U.S. kids may eat too much pizza

U.S. kids may eat too much pizza


Pizza is one of the all-time great fun-time foods for kids, but “all the time” is not when they should eat it.

The average slice of pizza from a supermarket or a pizzeria has an abundance of sodium, sugar and fat, nutrients that many American kids consume recklessly.

A study published in the journal Pediatrics investigated how pizza consumption might affect young people’s diets, and the results are enough to make parents cry “mamma mia!”

Data for the study came from National Health and Nutrition Examination Surveys conducted between 2003 and 2010. The surveys were given to young people ages 2 to 19. About 12,000 surveys were completed, sometimes with parental help.

Each survey included two items asking recipients to make a list with everything they remembered eating in the past twenty-four hours. The first list was made a few days before the second.

When pizza was mentioned, recipients were asked about the source, toppings, quantity, and time of day it was eaten.

Because the study authors were analyzing cold data, they had no way to examine the pizza or request additional information. So they used databases to estimate the nutritional profile for each helping of pizza mentioned.

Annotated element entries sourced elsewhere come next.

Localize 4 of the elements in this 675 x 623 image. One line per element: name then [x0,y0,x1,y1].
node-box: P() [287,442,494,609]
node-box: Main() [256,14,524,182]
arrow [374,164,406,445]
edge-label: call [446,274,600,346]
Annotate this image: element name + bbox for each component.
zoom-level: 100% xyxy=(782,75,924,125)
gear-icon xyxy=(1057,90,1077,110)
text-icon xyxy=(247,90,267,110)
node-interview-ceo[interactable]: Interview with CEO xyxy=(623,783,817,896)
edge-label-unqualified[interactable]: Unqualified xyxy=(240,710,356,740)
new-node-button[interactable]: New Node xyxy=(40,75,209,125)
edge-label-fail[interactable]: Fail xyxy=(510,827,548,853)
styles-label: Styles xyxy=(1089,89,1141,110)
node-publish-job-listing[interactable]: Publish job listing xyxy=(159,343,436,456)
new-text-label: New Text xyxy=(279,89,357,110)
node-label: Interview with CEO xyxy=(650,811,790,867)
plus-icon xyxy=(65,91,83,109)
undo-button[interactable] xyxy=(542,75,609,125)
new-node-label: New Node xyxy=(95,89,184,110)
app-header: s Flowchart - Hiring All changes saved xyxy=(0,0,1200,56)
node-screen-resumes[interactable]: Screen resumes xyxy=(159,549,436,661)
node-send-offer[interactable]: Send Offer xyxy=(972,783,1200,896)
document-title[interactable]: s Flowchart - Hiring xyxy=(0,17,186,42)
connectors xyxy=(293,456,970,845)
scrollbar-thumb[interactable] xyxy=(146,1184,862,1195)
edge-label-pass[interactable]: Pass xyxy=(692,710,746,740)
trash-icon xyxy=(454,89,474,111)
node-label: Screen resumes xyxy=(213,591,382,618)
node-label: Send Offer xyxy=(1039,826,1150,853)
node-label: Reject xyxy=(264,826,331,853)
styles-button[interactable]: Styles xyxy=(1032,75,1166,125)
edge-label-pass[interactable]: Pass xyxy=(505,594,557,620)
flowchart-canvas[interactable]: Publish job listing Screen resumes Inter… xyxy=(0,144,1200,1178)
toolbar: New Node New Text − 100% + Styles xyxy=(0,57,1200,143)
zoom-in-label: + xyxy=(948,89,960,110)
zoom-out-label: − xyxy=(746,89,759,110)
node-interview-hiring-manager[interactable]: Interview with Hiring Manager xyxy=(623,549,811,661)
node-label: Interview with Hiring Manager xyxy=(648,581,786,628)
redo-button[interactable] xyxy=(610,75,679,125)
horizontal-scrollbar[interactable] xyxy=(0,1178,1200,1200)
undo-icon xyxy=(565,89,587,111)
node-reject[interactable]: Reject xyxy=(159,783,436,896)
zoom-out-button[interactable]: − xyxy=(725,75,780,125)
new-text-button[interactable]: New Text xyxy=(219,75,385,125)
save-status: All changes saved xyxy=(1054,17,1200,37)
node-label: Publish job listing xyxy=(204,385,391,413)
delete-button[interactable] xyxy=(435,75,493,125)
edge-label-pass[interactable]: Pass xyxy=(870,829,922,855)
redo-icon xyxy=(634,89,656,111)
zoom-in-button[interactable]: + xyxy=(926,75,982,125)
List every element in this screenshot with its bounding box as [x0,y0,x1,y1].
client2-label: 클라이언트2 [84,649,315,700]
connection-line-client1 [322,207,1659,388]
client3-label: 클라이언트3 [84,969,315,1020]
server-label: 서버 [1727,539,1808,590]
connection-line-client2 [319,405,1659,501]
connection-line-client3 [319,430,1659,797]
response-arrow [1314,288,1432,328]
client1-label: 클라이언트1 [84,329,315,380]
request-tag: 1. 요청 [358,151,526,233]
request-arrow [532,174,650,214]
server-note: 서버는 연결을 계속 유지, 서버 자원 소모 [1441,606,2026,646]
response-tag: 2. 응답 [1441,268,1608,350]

The results showed that in 2003, pizza was the second-highest source of calories in American youngsters’ diets. However, young people’s caloric intake from pizza declined by about 25 percent from 2003 to 2010.

That’s good news, but consider this finding — even in 2010, on the days young people ate pizza, it accounted for roughly one-fourth of their total caloric intake.

So, parents might want to take a look at their children’s pizza consumption and see if pizza time is getting a little too close to being “all the time.”

If so, it might be time to cut back.